What could make a former Marine, retired cop, and self-described "ultra-conservative" oppose fracking in his home state of Ohio? At a diner off of Route 22 near Steubenville, OH, Ed Hashberger had the answer. Dressed in a red polo shirt emblazoned with the U.S. Marine Corps logo and carrying a Marine Corps notebook, Hashberger first described his bona fides.
He served three years in Panama. He recited half a dozen close relatives who served in World War II, the Vietnam War, Afghanistan, and Iraq. His son was badly injured from an improvised explosive device (IED) in Afghanistan and remains confined to a wheel chair as a result.
Hashberger is also a lifelong Republican. He campaigned on behalf of numerous Republican politicians, including both Bush presidents and Ohio Governor John Kasich. "You can look me up. There is probably nobody more conservative than me. I could be Sean Hannity's brother, that's how conservative I am," he said.

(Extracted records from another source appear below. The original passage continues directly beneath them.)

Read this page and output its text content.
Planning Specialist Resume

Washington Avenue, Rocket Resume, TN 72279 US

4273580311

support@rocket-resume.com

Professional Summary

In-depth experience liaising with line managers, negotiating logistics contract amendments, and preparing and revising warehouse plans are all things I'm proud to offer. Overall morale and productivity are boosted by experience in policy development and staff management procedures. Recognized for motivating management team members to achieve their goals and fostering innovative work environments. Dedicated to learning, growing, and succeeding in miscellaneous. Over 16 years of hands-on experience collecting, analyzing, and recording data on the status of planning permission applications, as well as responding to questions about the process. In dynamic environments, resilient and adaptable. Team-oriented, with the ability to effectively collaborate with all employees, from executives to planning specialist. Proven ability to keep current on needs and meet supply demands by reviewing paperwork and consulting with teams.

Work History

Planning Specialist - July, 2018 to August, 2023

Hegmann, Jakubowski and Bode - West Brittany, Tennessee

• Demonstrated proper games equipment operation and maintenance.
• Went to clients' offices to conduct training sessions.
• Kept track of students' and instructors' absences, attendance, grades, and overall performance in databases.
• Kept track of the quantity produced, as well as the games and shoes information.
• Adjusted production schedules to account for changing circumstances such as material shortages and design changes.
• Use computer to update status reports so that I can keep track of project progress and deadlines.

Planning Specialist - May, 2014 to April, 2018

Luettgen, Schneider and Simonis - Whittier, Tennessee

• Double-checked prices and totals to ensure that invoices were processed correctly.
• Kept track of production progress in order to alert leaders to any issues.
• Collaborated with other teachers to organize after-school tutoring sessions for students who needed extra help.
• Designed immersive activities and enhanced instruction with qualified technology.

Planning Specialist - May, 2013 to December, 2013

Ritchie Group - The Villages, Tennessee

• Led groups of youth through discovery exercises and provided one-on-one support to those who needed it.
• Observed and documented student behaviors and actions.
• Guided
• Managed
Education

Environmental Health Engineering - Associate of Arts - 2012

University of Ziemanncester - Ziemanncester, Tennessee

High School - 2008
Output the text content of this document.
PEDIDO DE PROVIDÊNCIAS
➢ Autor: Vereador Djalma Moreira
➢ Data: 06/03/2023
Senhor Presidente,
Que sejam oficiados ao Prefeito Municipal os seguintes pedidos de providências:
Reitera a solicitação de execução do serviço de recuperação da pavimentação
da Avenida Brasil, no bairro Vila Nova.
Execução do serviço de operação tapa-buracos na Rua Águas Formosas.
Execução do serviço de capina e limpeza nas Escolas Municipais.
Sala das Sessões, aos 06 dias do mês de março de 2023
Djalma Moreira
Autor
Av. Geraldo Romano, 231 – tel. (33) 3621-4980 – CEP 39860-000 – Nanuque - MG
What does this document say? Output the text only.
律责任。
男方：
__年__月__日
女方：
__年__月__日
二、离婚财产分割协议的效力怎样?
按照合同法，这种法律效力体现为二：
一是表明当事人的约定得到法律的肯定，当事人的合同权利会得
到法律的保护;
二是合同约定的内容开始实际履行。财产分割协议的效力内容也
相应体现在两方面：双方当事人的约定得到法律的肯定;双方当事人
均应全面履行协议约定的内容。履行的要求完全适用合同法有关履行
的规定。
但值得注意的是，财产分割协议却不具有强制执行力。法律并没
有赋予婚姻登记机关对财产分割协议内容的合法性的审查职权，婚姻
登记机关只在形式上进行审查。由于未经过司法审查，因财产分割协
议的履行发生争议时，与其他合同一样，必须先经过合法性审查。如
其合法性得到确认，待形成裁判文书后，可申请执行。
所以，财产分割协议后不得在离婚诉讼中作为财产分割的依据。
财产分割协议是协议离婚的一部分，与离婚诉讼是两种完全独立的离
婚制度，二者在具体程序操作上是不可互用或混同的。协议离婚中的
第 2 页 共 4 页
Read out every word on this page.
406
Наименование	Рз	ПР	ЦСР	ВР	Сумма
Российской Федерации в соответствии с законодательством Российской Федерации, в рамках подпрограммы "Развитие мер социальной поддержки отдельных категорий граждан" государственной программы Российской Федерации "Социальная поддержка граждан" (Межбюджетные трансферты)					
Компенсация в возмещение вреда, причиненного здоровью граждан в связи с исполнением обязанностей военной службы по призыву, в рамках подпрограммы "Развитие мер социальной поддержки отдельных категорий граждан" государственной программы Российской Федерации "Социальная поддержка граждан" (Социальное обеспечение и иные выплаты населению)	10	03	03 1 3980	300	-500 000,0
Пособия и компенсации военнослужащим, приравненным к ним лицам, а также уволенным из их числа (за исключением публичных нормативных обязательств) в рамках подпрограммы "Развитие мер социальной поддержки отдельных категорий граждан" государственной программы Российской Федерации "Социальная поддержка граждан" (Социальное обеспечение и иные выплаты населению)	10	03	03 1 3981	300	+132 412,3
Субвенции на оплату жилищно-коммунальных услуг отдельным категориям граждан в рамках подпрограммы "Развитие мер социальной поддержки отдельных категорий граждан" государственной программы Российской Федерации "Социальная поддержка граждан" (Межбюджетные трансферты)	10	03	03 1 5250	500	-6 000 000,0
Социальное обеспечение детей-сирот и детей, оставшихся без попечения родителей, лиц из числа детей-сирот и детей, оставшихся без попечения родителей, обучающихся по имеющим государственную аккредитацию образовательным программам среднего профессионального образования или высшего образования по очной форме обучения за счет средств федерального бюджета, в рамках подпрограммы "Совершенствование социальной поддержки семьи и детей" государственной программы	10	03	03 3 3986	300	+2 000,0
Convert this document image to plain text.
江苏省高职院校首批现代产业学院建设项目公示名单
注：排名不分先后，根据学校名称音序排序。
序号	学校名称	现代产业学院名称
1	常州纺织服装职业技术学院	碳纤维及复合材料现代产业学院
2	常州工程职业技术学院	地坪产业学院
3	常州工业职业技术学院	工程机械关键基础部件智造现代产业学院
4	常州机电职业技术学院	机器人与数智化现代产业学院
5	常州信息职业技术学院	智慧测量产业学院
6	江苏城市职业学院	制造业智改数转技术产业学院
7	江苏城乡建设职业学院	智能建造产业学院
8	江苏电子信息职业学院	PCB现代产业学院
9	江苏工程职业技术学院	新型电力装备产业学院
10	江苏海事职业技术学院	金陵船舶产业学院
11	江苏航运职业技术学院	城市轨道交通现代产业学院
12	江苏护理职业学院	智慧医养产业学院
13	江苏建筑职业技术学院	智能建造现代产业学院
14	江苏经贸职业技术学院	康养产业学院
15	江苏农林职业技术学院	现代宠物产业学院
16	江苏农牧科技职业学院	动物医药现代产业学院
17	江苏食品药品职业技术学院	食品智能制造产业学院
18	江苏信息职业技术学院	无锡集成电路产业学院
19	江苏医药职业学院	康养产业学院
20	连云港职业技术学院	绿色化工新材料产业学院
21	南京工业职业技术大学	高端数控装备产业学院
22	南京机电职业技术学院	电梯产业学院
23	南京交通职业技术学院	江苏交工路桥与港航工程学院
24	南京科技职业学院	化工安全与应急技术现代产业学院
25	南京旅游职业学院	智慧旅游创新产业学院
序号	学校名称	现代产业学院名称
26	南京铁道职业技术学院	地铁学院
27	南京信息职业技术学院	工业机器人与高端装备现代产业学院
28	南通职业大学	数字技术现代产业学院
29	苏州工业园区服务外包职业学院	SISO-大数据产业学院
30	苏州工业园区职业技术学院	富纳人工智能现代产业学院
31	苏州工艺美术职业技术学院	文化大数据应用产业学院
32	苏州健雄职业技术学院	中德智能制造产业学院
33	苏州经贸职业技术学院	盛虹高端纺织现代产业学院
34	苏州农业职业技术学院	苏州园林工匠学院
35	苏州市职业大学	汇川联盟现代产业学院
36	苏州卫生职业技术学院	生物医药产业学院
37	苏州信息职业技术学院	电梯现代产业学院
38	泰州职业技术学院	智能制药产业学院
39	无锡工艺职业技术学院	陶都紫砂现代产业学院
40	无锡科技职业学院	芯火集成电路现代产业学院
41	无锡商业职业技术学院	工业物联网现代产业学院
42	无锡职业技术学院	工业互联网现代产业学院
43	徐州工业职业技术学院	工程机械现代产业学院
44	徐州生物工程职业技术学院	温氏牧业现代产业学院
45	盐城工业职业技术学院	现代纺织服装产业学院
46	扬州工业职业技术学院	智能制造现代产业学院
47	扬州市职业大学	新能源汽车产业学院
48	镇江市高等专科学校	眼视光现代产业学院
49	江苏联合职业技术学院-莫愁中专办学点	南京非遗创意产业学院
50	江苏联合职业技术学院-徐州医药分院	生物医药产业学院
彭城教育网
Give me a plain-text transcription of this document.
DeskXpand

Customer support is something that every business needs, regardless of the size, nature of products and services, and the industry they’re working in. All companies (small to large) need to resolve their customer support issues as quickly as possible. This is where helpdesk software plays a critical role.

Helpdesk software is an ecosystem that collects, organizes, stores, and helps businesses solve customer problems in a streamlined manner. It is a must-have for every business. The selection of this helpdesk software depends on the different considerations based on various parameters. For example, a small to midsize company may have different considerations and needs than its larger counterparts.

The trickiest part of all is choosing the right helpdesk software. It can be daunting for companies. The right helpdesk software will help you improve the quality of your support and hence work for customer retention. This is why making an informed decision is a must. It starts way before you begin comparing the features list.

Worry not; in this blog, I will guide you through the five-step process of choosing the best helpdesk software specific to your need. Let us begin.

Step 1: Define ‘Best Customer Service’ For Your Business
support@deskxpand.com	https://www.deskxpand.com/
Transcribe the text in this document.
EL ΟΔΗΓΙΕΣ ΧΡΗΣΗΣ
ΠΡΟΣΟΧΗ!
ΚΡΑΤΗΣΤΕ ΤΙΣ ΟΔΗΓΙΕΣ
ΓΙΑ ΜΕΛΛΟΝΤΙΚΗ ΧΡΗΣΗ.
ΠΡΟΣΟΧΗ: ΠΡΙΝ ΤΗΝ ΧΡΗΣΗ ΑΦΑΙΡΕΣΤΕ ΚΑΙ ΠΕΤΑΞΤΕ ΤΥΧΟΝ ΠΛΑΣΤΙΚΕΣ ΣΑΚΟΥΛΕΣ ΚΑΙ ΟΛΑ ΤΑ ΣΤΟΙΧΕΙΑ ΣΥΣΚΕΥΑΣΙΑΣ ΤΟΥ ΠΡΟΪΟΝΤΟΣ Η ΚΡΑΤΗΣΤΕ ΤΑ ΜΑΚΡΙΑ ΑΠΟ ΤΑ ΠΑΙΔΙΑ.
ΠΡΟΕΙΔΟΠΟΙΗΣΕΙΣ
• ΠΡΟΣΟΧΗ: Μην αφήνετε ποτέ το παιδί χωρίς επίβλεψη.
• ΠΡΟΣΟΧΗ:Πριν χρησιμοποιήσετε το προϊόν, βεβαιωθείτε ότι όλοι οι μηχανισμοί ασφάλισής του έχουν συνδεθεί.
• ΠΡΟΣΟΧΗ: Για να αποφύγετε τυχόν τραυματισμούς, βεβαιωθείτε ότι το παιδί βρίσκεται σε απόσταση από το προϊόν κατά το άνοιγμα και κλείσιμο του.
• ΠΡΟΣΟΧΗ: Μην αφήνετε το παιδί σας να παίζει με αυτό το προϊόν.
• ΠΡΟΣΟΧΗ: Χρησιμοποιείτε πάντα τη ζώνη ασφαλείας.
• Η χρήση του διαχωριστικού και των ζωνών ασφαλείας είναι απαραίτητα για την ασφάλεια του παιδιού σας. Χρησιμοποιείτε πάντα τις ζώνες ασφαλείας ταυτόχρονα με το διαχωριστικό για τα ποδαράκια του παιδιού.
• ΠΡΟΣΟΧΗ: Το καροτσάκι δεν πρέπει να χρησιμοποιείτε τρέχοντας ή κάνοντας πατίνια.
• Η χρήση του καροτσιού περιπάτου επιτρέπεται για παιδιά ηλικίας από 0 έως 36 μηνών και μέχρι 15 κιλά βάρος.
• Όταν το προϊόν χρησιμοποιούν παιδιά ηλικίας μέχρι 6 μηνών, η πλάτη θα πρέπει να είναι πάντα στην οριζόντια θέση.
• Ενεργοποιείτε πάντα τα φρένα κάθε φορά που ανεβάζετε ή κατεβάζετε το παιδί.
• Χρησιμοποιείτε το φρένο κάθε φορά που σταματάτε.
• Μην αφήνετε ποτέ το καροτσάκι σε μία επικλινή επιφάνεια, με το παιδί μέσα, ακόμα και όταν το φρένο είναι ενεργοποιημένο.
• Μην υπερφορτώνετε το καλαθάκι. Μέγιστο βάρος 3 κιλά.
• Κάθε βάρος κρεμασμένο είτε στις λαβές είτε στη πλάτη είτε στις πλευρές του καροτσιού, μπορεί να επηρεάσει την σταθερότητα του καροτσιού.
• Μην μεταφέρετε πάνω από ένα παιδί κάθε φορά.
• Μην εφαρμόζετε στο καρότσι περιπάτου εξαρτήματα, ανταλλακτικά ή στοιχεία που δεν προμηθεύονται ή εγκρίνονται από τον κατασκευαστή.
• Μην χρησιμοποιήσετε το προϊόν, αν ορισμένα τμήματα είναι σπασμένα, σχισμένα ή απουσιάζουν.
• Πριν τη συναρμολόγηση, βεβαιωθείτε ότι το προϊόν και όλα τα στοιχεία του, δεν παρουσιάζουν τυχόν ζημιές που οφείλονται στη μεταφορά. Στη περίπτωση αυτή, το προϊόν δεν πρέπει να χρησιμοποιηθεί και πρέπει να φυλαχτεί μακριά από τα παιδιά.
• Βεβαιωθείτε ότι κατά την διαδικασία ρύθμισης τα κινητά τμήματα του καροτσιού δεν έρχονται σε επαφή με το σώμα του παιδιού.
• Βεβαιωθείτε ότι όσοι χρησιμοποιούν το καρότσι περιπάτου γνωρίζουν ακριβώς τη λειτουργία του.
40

He was initially excited when oil and gas companies approached him about leasing his land for drilling. "I was one of these 'drill baby drill' people. Couldn’t wait."
That all changed when he asked a Chesapeake Energy Corporation official at a public meeting what the company would do if landowners did not want to lease their land to natural gas companies, he remembers the official saying: "Simple. We'll take it from them anyways." That remarkably candid and cavalier response from the gas industry opened Hashberger's eyes and he has spent the last two years investigating landowner rights, the environmental consequences of hydraulic fracturing, and the ways in which every level of government has bent over backwards to appease the oil and gas industry.
Hashberger believes that the values — life, liberty, and the pursuit of happiness — for which he and his family have sacrificed are being trampled on by oil and gas companies. "The state of Ohio has done everything it can possibly do to make it easy for oil and gas companies to do business."